Dopo un anno, nessuna bonifica al sito della ECO-X di Pomezia

Il 5 maggio di un anno fa un incendio scoppiava nel sito di stoccaggio della Eco X di Pomezia, distruggendolo e provocando una densa nube di fumo e pericolose sostanze inquinanti. Difficilmente chi era ai Castelli quel giorno può dimenticare le immagini della nube nera, l’odore acre di plastica bruciata che si sentiva anche a kilometri di distanza, la paura e la preoccupazione provate. È passato un anno e non conosciamo ancora con chiarezza le conseguenze dell’incidente per il territorio circostante, per le attività di agricoltura e allevamento, per la nostra salute; il sito non è stato mai bonificato (con un peggioramento dunque dei livelli di inquinamento già alti); delle responsabilità politiche dell’evento non ne parla nessuno. Già, perché responsabilità politiche ed istituzionali non mancano: mentre i cittadini delle zone limitrofe da mesi si mobilitavano allarmati e depositavano esposti ai Carabinieri, la Regione non controllava le certificazioni dell’Eco X, che evidentemente non era un sito adatto allo stoccaggio di quei materiali (tetto in amianto, assenza di impianto anti-incendio, giusto per dirne due).


Non era il primo incendio tossico che vedevamo nel nostro territorio. Ricordiamo quello del giugno 2016, che scoppiò nella discarica di Roncigliano. Fiamme, fumo nero denso di inquinanti si alzarono dal rogo. Il massimo che abbiamo sentito dalle istituzioni in risposta è stato “tenete chiuse le finestre”. Non solo Roncigliano non è mai stata bonificata, ma si parla ancora di un suo allargamento.
Oltre ai casi passati i progetti futuri della Regione non ci lasciano sperare in un cambiamento di rotta, anzi! Pensiamo al minacciato revamping dell’inceneritore di Colleferro, contro il quale la cittadinanza è in lotta da mesi con un presidio permanente, in un territorio come quello della valle del Sacco devastato da un’industrializzazione irresponsabile. Anche qui di bonifiche non se ne parla, ma solo di interventi peggiorativi, che dovrebbero danneggiare la collettività ma arricchire i pochi noti che dei rifiuti hanno fatto un business.
Pensiamo al progetto di due impianti a bio gas che le istituzioni vorrebbero collocare ad Ariccia, in zone centrali, abitate e molto turistiche, fra l’altro.
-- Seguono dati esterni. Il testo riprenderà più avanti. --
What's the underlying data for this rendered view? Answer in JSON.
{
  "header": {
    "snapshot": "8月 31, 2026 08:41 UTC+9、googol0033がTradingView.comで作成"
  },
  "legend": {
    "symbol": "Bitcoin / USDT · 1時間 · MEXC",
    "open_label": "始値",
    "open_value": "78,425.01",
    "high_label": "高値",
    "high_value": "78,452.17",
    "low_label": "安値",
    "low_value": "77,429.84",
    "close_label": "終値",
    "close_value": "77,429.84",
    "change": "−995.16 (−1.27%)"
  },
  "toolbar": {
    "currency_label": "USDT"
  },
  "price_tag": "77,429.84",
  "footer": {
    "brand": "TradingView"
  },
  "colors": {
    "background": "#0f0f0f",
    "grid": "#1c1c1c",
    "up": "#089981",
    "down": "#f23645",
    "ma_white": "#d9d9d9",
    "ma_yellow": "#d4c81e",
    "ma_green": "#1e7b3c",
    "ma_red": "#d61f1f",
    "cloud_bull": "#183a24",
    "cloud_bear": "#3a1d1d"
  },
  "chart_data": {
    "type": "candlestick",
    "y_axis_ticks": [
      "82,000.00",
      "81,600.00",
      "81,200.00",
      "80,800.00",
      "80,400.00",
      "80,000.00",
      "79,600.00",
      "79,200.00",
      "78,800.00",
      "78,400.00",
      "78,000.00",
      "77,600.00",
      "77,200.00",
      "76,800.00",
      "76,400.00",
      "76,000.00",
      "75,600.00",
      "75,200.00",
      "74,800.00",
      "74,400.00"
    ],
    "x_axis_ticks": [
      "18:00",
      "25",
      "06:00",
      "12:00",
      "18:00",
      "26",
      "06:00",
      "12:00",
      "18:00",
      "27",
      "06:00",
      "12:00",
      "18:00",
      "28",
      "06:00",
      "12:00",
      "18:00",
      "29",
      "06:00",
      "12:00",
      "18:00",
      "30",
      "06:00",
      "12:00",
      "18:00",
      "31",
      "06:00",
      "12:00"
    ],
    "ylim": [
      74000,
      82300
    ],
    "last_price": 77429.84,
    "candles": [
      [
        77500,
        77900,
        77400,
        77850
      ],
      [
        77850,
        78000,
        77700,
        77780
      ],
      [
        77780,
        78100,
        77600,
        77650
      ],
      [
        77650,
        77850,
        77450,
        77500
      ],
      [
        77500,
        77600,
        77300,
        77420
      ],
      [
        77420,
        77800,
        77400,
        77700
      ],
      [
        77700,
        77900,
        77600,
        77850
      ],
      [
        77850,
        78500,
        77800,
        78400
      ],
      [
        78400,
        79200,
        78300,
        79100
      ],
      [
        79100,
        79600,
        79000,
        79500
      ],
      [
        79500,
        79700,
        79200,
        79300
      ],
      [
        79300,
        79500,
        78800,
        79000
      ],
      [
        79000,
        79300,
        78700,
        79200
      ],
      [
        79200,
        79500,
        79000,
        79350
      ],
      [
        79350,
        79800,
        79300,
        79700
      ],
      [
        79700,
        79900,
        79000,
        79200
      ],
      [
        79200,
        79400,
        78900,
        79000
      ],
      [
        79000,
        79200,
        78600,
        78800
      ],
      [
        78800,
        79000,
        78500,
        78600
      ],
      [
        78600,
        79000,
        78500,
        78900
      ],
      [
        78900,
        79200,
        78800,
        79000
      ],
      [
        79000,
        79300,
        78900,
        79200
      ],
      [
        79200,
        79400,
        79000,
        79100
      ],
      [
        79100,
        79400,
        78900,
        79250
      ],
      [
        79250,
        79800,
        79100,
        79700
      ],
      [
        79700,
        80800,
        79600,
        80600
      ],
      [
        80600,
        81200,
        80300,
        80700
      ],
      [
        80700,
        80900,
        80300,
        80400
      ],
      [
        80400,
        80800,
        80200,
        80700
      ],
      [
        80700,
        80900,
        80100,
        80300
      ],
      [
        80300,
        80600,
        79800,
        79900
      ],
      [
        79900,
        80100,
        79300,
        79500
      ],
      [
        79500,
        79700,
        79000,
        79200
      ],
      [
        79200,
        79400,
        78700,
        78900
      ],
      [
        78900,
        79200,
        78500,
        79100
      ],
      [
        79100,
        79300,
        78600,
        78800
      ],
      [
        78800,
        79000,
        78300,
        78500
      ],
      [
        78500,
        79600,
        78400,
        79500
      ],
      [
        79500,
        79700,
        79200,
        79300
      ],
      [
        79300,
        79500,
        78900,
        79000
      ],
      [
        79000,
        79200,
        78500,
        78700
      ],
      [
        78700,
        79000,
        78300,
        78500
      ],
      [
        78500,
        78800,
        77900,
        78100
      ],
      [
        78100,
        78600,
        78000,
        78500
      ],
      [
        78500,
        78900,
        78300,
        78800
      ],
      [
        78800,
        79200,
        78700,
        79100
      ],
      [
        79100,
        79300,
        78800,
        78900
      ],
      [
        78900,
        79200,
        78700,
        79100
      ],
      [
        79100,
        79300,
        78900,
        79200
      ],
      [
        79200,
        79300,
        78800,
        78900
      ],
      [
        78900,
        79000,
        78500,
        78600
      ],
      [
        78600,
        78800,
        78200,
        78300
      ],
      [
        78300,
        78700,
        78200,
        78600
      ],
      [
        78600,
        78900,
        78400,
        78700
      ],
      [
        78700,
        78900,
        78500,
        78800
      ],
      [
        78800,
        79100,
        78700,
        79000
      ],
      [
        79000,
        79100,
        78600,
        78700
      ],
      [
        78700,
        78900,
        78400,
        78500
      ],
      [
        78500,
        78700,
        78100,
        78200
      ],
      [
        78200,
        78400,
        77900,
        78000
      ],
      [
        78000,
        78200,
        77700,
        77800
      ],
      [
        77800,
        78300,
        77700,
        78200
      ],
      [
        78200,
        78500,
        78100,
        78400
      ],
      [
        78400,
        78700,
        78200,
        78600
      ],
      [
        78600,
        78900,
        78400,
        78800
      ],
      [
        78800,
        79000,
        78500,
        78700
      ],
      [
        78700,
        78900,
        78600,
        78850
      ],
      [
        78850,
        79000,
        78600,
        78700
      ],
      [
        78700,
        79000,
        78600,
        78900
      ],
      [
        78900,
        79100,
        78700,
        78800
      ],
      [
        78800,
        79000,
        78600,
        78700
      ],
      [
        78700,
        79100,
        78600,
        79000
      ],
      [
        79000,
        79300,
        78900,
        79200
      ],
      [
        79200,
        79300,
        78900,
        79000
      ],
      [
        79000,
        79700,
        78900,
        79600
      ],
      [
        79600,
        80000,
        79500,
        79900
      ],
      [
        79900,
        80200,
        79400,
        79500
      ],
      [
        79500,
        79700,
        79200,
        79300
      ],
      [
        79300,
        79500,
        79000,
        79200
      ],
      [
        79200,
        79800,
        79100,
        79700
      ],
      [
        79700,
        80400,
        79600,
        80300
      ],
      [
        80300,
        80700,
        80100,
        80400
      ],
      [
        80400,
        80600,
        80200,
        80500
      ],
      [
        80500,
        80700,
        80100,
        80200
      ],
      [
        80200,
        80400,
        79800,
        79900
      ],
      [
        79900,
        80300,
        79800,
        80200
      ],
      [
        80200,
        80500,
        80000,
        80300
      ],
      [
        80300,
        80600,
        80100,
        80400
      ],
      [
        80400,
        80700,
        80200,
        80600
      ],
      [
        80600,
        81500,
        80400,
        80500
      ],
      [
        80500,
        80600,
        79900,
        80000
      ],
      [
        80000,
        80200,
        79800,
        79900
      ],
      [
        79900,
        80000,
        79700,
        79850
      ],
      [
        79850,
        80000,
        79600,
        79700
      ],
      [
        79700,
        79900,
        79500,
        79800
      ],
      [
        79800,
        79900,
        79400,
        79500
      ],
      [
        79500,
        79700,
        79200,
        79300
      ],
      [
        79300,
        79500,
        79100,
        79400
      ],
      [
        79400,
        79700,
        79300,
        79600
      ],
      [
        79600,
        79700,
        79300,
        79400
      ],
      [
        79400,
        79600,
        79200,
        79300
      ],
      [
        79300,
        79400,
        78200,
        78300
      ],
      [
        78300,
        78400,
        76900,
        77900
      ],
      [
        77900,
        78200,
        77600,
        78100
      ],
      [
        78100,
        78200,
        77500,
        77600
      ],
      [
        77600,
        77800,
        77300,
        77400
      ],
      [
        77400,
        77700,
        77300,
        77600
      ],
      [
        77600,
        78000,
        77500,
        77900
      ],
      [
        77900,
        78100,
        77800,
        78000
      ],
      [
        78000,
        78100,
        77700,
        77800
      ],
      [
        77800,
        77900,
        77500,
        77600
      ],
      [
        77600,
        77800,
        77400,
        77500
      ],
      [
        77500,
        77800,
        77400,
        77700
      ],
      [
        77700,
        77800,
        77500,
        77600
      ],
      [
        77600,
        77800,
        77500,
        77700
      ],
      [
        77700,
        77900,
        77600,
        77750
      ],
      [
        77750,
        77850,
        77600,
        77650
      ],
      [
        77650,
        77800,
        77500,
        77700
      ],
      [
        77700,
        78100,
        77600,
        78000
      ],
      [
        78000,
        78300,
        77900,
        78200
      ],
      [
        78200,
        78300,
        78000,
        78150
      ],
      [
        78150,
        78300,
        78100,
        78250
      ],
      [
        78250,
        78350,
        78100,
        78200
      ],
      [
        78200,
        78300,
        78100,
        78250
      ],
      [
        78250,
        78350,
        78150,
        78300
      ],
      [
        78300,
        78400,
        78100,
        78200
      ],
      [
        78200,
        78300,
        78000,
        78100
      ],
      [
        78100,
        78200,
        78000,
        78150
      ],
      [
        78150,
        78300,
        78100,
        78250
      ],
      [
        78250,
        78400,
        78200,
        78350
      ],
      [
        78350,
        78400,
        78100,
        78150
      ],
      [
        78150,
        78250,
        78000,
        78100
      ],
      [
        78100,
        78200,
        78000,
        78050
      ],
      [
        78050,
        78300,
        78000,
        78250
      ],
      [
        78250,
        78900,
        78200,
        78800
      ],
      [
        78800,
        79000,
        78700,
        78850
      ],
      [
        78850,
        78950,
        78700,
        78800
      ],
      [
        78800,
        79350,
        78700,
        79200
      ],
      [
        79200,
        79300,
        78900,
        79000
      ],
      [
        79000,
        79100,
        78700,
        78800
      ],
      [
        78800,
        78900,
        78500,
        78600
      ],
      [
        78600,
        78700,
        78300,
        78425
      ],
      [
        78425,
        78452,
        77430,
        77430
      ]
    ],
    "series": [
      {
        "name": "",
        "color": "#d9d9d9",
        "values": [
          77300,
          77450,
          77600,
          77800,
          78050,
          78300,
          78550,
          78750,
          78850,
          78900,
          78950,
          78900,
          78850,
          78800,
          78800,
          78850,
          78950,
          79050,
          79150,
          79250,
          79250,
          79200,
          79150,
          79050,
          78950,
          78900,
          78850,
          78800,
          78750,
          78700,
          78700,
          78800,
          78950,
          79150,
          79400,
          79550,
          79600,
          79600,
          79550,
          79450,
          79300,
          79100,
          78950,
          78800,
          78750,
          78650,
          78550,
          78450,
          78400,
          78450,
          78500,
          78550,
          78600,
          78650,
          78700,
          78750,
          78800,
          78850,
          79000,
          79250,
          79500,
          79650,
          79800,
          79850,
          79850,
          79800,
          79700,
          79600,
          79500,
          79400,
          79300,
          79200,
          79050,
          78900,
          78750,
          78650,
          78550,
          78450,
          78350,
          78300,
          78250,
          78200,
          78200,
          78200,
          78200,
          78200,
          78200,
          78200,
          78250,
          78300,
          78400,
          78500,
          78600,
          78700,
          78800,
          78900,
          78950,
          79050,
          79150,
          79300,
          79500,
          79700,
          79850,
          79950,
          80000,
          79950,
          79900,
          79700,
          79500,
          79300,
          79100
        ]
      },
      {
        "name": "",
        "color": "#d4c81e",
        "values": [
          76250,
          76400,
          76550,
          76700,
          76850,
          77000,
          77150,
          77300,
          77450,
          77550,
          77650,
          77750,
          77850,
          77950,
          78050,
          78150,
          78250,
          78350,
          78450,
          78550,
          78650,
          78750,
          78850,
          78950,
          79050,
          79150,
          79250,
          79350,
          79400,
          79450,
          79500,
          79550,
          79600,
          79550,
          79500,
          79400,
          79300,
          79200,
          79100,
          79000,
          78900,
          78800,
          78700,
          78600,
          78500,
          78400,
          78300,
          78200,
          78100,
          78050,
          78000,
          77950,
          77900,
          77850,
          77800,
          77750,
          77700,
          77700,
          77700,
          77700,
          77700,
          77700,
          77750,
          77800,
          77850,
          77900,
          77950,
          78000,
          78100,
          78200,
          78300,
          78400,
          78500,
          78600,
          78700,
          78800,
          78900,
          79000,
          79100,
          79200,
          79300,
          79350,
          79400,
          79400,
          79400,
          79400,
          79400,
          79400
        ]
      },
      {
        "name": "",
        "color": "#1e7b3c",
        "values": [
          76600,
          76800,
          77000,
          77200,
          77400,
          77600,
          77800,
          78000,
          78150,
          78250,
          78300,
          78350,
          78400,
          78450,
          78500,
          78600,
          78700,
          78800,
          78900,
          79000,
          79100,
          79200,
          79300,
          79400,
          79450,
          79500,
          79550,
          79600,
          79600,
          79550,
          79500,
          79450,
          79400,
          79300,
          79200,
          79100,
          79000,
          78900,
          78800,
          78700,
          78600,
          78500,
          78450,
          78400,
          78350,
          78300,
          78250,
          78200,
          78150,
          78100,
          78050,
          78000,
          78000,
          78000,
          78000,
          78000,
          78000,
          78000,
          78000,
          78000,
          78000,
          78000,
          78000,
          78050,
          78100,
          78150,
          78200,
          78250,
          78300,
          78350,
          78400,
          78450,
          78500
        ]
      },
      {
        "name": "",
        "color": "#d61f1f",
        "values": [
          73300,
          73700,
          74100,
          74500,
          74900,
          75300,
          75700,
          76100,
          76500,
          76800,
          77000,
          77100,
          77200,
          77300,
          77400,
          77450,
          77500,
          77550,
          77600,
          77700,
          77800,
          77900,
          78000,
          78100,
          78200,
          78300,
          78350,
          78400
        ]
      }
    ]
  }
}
Pensiamo al progetto di una mega discarica a Casa Lazzara, che dovrebbe ospitare circa 1350 tonnellate di rifiuti fra Albano, Ariccia, Ardea e Pomezia, in un territorio verde di circa 25 ettari, in parte sottoposto a vincolo paesaggistico, in parte dedicato ad agricoltura biologica e ricco di preziose falde acquifere. L’ospedale dei Castelli romani sorge poco distante dal sito scelto. Ovviamente dietro questo progetto c’è una società, la Eco sicura (!) vicina a Manlio Cerroni. Sì, il dominus dei rifiuti, re di Malagrotta, ancora sotto processo per associazione a delinquere finalizzata al traffico di rifiuti illeciti, in odore anche di infiltrazione mafiosa. Un uomo una garanzia, insomma! Del resto Cerroni e le sue società hanno potuto prosperare solo grazie ad uomini fidati nelle istituzioni e a precise scelte politiche, che hanno fatto della gestione dei rifiuti nel Lazio una continua emergenza, con il fine di poter autorizzare una situazione di monopolio, in cui Cerroni ha potuto fare il bello e il cattivo tempo.
I motivi di speranza di certo non vengono dalle istituzioni, dunque, ma dalla mobilitazione dal basso, che in questi anni non si è fermata. Dalla lotta, vittoriosa, contro l’inceneritore di Albano, al presidio a Colleferro, al corteo di ieri per la bonifica dell’Eco X, ai primi incontri contro il progetto di Casa Lazzara. Non è un caso che dove c’è speculazione, malaffare, devastazione del territorio, sorgano resistenze, mobilitazioni, lotte. Noi abbiamo altre idee per il territorio in cui viviamo, che rimettono al centro i suoi cittadini, con le loro esigenze, a partire dal diritto alla salute e l’ambiente, la sua ricchezza agricola e paesaggistica che può generare un turismo sostenibile. È l’unico modo di pensare veramente al futuro!